National Non-Smoking Week is Canada’s response to long-held concerns over the health risks of smoking.
But this year, the Middlesex London Health Unit is striving for a lesser known message: that smoke from cannabis and hookahs are just as dangerous as cigarettes.
Linda Stobo, Program Manager of the Health Unit’s Chronic Disease Prevention and Tobacco Control, warns that the public may not know about these silent killers.
However, Stobo does admit that other smoke producers aren’t as tested as cigarettes.
“There just hasn’t been as many studies regarding the long term exposure to cannabis smoke,” says Stobo. “And because marijuana is a controlled substance, we haven’t had the population level of exposure to marijuana smoke that we’ve had with tobacco smoke.”
That being said, Stobo points out that there are some dangerous common factors that can’t be ignored.
“You are still inhaling a combustion.

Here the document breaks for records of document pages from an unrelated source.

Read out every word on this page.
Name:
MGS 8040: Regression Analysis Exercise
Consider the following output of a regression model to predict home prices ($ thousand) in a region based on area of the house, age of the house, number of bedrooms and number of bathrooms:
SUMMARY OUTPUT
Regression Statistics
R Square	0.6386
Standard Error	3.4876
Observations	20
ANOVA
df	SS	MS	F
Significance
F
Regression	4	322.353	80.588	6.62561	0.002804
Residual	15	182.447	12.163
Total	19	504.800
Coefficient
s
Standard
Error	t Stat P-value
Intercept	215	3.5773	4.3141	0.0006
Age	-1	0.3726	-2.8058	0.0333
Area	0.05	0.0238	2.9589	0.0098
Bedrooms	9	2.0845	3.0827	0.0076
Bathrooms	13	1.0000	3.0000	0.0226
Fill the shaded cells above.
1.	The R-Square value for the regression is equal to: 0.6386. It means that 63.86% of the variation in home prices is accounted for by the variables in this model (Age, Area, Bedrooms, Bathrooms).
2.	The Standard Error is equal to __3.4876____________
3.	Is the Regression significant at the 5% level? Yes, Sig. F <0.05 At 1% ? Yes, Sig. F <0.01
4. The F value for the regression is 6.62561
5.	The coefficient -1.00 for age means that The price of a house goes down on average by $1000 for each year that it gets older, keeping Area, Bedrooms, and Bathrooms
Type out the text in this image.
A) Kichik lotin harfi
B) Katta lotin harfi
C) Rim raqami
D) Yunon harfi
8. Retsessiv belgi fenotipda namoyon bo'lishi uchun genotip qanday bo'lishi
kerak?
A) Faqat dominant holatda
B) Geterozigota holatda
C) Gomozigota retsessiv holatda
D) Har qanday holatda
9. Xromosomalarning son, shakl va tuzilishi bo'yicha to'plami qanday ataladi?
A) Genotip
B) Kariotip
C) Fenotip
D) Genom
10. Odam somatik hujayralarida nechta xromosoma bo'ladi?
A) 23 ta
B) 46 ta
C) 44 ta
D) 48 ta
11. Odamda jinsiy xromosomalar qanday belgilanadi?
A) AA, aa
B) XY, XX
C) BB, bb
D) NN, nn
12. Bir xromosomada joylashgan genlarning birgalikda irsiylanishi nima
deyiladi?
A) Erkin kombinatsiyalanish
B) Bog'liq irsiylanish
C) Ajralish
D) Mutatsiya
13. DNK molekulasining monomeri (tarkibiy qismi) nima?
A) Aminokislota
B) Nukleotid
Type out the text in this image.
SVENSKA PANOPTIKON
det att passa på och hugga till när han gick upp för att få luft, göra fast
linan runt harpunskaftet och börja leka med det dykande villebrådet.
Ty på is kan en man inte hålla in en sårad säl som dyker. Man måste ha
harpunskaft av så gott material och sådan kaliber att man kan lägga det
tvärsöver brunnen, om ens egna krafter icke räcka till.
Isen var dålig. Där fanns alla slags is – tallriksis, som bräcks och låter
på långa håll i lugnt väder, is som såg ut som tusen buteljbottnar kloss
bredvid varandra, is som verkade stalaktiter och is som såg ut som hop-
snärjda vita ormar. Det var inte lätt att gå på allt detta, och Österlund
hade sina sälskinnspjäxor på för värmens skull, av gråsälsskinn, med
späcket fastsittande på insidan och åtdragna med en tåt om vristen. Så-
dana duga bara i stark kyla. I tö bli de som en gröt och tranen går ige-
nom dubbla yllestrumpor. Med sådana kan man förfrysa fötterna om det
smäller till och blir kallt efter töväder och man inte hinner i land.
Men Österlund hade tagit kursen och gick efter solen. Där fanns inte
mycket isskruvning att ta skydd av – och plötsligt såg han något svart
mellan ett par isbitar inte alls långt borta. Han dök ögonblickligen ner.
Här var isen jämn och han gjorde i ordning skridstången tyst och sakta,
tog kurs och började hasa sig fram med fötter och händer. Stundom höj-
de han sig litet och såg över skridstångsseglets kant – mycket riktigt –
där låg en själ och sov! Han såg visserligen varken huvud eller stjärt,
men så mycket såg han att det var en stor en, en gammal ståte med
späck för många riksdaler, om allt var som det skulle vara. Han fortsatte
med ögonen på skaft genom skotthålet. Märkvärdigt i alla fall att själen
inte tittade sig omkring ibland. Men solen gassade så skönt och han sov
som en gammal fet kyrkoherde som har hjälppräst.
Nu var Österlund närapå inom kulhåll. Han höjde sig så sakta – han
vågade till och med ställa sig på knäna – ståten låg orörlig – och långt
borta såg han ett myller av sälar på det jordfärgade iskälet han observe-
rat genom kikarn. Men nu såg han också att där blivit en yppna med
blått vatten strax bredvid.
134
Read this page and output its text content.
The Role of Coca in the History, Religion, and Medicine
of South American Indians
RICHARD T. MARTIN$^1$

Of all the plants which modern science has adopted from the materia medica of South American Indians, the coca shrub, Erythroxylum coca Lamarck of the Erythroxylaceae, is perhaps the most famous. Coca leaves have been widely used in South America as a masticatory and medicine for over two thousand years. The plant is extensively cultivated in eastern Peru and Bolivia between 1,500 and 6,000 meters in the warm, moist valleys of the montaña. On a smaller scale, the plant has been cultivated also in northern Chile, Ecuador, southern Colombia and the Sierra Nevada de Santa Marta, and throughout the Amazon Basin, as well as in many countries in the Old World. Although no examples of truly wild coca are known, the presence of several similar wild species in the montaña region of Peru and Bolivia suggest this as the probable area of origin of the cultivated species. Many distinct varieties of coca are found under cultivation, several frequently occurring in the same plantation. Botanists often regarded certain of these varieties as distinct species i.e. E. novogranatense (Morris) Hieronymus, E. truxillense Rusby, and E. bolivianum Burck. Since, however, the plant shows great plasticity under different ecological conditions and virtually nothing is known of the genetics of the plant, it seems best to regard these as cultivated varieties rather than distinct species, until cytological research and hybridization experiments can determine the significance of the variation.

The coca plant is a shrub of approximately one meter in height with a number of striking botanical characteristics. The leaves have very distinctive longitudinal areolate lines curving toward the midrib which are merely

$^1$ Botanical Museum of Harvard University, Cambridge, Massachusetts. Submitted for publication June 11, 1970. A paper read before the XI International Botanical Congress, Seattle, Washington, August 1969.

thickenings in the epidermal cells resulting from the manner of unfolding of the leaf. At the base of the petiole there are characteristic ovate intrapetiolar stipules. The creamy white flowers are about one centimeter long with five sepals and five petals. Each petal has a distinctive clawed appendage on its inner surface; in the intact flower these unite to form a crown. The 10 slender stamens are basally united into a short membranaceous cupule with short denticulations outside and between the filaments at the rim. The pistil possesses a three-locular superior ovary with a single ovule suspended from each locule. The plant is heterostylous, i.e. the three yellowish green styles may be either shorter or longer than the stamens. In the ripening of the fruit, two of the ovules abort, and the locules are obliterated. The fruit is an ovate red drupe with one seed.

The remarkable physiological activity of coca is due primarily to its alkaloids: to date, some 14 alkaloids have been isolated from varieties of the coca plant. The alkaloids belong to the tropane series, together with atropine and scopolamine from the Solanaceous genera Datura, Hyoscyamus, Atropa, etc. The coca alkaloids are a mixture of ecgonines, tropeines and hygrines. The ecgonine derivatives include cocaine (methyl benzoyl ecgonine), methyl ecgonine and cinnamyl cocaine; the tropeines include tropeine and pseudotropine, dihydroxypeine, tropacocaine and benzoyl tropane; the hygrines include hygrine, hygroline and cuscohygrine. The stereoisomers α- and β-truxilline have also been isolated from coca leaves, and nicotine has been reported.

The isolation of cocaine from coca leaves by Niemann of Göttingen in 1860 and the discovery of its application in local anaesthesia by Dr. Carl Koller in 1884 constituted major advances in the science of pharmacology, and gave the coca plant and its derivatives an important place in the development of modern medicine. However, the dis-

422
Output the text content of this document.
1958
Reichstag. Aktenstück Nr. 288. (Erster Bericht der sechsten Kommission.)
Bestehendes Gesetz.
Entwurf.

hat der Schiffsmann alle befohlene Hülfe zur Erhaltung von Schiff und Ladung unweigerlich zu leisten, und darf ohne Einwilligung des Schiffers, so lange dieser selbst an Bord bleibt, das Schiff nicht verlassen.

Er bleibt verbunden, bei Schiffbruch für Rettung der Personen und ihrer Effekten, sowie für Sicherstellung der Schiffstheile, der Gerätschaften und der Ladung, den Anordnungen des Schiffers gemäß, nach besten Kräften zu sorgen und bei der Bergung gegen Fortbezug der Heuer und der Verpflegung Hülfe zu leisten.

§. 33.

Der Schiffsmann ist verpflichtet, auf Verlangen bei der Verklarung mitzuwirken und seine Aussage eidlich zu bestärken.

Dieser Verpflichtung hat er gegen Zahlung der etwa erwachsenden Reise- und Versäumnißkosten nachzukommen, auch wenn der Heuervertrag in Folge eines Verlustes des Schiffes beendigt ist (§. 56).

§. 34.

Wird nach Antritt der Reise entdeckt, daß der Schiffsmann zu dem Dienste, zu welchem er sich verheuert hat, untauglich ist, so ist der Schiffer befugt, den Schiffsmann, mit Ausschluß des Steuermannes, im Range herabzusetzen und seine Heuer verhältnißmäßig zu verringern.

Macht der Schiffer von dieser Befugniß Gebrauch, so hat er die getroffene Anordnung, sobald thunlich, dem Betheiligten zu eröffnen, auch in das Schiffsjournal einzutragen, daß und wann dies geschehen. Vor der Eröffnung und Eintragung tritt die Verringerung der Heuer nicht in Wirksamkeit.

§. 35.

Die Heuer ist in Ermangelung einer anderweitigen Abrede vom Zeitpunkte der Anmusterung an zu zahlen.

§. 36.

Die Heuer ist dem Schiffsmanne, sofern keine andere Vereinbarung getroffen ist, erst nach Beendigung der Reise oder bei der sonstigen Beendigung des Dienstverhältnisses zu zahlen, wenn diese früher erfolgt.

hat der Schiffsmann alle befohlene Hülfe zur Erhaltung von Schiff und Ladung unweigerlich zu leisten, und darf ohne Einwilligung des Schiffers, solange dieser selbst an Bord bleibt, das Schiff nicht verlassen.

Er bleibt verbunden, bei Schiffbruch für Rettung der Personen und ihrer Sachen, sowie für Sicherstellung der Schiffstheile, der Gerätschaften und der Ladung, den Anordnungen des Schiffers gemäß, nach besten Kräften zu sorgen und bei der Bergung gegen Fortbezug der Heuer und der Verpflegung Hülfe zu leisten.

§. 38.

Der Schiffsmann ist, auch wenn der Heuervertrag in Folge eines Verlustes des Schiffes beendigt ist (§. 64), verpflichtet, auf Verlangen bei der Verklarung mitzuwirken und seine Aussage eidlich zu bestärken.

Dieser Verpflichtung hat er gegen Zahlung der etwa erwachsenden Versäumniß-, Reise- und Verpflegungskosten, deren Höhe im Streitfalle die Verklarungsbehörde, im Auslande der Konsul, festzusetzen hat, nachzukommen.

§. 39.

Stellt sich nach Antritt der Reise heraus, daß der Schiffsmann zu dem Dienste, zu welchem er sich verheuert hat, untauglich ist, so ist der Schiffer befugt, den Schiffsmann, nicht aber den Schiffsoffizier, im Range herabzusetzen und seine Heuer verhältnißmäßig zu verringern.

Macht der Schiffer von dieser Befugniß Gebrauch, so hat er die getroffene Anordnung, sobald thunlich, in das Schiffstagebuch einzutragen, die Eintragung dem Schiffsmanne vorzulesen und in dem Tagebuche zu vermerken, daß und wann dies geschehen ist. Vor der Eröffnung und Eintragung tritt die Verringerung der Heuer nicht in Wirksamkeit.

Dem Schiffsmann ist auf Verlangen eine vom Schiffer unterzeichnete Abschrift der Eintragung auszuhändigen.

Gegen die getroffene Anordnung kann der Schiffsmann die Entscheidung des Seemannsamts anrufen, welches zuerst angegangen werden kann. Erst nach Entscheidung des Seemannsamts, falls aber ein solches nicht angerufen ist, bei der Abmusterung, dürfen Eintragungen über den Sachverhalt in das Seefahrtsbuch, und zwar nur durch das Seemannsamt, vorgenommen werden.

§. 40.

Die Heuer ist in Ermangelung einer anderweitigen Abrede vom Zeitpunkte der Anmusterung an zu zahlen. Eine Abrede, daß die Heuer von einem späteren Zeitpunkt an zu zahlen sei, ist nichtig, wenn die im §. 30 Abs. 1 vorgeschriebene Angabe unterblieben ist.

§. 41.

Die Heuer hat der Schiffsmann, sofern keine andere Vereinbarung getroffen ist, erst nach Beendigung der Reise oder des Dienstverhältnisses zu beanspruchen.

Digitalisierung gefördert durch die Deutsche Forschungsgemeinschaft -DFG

You are burning a substance and you are inhaling the product that the burning creates,” Stobo says. “Those are known to cause health problems.”
Stobo explains that, while these smoking alternatives seem innocent, it’s what is on the inside that counts.
“We really wanted to make sure that we used National Non-Smoking Week as an opportunity for us to remind people that tobacco and cannabis smoke has shown to have 33 known cancer causing chemicals in common.”
Stobo and the Health Unit are hoping that this week’s national campaign, combined with year round efforts to educate, will inform the public on the risks associated with all manner of combustion smoke inhalation.